Una canzone di Lucio Battisti

Può un batter d'ali di farfalla in Brasile farvi incontrare l'amore della vostra vita?

(A.Catalano / FARABOLAFOTO)
(A.Catalano / FARABOLAFOTO)

Attenzione, che dalla settimana prossima prendiamo due piccioni con una fava. Un piccione è che io stacco un po’ dalla newsletter fino alla fine di agosto, mese in cui anche molti di voi leggono meno le mail. Il secondo piccione è che gli iscritti alle Canzoni sono diventati molti di più e per esempio più di tre quarti di voi non c’erano nelle prime settimane (e quelle Canzoni erano molto belle, tra l’altro).
Quindi fino alla fine di agosto la newsletter arriverà regolarmente ogni sera con le canzoni di quelle prime cinque settimane, che ve le meritate tutti. Invece la pubblicazione della newsletter qui sul Post la sospendiamo. Poi da settembre ci rivediamo in diretta.
Chiude la rivista inglese Q, di cui ho due pile di copie degli anni Novanta parcheggiate su uno scaffale in un ripostiglio in redazione al Post.
Henry Rollins dei Black Flag spiega come avere cura dei propri vinili.
C’è una nuova vecchia canzone dei Rolling Stones. Niente male, tra l’altro.
Così, per associazione di vento con la canzone sotto, mi è venuta in mente una delle – non tantissime, diciamo – gran canzoni dei Pooh. Incollo da Playlist.
Quando i nostri figli ascolteranno dove dice “il piatto che gira” si chiederanno che modo bizzarro avessimo di cenare. Bisognerà spiegare loro cosa fosse un giradischi, e cosa facessero una volta i deejay alla radio. Vi starete chiedendo perché i nostri figli dovrebbero ascoltare i Pooh, soprattutto una canzone che dice “e addosso cos’hai, voglio saperti tutta” (brivido, terrore, raccapriccio).
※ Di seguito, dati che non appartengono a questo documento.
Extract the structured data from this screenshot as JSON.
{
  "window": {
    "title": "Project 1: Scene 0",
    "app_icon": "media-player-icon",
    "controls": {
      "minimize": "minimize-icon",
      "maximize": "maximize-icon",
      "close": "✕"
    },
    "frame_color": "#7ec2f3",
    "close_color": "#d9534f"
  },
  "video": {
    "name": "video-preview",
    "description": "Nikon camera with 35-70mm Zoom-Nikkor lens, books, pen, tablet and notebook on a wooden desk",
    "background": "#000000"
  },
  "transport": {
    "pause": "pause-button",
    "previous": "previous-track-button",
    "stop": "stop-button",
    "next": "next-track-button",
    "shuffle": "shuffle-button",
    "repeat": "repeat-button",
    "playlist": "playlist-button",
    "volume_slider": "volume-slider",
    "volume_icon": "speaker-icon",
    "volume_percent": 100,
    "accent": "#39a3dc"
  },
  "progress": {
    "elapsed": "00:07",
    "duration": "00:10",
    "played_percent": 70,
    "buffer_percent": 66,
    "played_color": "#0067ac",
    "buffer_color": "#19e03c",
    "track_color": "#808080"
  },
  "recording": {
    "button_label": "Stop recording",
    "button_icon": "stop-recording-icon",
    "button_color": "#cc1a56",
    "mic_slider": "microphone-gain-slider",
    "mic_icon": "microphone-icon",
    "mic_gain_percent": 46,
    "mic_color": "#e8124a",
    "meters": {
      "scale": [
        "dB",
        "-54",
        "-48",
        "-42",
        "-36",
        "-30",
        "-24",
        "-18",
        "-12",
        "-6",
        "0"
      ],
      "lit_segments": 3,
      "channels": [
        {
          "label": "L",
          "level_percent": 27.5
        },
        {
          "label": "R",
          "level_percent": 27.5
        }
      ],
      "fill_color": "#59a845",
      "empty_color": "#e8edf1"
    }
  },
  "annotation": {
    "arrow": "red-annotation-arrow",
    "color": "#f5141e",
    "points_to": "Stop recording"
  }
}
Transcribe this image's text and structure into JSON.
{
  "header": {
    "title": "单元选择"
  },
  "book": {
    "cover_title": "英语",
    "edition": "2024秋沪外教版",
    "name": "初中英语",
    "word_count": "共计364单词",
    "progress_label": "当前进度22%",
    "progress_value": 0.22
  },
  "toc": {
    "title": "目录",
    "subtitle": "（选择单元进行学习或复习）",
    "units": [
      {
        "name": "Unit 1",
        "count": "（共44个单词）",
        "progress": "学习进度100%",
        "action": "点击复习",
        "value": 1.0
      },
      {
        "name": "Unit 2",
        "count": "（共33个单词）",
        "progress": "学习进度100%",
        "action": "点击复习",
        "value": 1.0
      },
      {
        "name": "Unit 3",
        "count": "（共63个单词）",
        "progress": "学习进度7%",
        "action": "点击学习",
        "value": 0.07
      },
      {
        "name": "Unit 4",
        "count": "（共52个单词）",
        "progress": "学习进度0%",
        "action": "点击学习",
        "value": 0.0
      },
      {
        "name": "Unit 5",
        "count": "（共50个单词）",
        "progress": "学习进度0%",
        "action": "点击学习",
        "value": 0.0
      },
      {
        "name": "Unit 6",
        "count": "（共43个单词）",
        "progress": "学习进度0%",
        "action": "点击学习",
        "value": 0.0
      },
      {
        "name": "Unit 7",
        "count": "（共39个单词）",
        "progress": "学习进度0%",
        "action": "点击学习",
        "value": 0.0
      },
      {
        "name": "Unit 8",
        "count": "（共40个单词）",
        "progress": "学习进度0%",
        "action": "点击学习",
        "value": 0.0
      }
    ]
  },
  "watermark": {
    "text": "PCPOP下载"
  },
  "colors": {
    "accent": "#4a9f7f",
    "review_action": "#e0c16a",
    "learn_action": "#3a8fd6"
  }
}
Facile: per sentire il pezzo dove dice “e ogni notte così…”.

Vento nel vento
C’era un romanzo di Alain de Botton di qualche anno fa che smontava tutta la narrazione – che lui definiva catastrofica e responsabile di gran parte delle sofferenze sentimentali degli umani – sulla predestinazione in amore, il principe azzurro, le anime gemelle, eccetera. Dopo averlo letto mi era venuta una mezza idea di scrivere un saggio che avrebbe venduto milioni di copie intitolato L’amore per persone ragionevoli (una di mille mezze idee che ti vengono nella doccia e poi fine, state tranquilli): uno dei temi principali sarebbe stato che è tutta questione di fortuna, accidenti, variabili incontrollabili e casuali, e oggi ognuno di noi potrebbe essere in qualunque altra condizione, col solo batter d’ali di una farfalla. Siamo stati fortunati, insomma, o sfortunati: vedete voi.
Lucio Battisti in questa canzone: fortunato. O qualcuno ha scelto forse per lui.
Io e te, io e te
Perché io e te
Qualcuno ha scelto forse per noi
Mi son svegliato solo
Poi ho incontrato te
L’esistenza un volo diventò per me

Vento nel vento stava in un disco del 1972 in cui c’erano altre canzoni di Battisti che divennero con merito famosissime, ma se chiedete a me se le beve tutte. Ha uno di quei versi che l’avesse scritto qualcun altro sarebbe suonato sbilenco da subito, invece lui e quell’altro rendevano tutto nobile: dettavano l’agenda della nobiltà poetica.
E la stagione nuova
dietro il vetro che appannava, fiorì

Tutto il resto è speciale, e la cosa di archi è notoriamente stata ripresa da De Gregori in La leva calcistica della classe ’68: ma tra quella e l’intro di pianoforte – perfette – preferisco ancora di più il modo in cui la canzone dopo due minuti finge di estinguersi e riattacca la stagione nuova.

Gli è successo qualcosa di faticoso, a tutti e due, e poi si sono trovati. Fortunati.